It's gloomy but as we stand on a bluff the sun climbs slowly up into the sky and reveals in the distance ice covered mountains glowing pink, nearby fat-tailed sheep baaing and birds of prey wheeling above us, their cries echoing around the rocks.

eagles rise on
a shiver of thin air
Buddha smiles

The broad valley is perfect; smoke lies across the fields like early morning mist. It is cold here and our warm bed lies empty in the yurt. The indentations we moulded in the night are still witnesses to our sleep. The sun rises through the crags and they are drawn into its light and warmth. How to describe them? Vast, silent–of course, and grown out of the rock face.

frostbitten houses
in the shadow of holy men
morning voices crackle

Silent and serene, unaffected by the years that had passed since their creation and since Genghis Khan's hordes had defaced them, the Buddhas of Bamian. Their presence is palpable even at that distance and we stand in silence.

on dun coloured hills
the black goats cry for their kids
the goatherd sleeps

he keeps a secret
only tells them in his dreams
the hour of their deaths

When Genghis came this way he slaughtered anything that moved, even the mice, in revenge for the death of his grandson. In March 2001 the Taliban completed the job he had begun. Hazaras with their Mongol features remind us of the thousand men Genghis left behind in order to seed the valley again. Even as they work the fields of wheat and barley their eyes draw us into history.

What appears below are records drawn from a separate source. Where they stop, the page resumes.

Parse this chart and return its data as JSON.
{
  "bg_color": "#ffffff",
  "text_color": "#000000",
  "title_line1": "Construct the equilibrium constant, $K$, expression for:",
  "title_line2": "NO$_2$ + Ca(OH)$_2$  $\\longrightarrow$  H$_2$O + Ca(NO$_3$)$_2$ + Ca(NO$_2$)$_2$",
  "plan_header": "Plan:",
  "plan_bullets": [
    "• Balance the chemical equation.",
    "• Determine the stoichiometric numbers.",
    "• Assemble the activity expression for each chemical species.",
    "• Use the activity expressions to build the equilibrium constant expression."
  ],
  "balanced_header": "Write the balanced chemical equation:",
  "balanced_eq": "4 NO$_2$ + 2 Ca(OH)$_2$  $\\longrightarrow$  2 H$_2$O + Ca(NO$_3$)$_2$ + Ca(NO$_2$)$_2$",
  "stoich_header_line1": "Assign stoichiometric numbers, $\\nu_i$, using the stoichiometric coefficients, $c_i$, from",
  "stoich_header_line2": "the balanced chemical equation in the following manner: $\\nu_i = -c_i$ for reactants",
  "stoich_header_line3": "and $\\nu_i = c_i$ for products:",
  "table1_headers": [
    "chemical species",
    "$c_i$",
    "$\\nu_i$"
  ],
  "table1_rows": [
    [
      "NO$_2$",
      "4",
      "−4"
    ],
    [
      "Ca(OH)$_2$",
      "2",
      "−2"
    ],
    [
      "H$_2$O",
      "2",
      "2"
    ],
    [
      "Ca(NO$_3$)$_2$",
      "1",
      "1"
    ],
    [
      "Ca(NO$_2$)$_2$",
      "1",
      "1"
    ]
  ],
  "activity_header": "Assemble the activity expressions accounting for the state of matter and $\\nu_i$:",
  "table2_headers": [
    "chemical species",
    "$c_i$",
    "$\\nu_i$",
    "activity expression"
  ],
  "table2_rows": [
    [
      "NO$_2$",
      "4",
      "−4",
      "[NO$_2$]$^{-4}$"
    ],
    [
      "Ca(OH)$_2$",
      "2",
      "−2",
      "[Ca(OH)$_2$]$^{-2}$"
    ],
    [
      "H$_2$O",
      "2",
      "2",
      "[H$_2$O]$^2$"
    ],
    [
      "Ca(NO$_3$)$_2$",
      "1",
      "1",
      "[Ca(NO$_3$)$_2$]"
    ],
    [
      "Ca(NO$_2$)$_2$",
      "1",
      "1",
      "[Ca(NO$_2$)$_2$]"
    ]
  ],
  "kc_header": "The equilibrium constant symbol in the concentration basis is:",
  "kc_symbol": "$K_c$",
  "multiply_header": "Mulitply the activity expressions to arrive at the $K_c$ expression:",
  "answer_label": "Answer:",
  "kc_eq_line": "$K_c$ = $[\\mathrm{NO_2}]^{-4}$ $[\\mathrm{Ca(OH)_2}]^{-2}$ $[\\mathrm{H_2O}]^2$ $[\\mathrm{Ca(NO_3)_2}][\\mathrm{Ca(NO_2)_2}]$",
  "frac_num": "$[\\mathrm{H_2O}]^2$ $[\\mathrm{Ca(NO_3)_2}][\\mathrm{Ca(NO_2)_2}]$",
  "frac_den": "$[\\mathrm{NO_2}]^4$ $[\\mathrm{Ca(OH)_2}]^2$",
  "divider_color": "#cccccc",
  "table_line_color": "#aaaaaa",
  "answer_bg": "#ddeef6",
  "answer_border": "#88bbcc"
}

I read somewhere that almost 17 million people worldwide are direct descendants of Genghis Khan. Seems he was quite the ladies' man! Animal dung pats are laid out on the roofs of houses, drying in the sun, fuel for the winter. Long irrigation channels cling to the hillsides, mile after mile, bringing the much-needed water to the fields and trees of the valley. They are small miracles of engineering and the triumph of determination over adversity.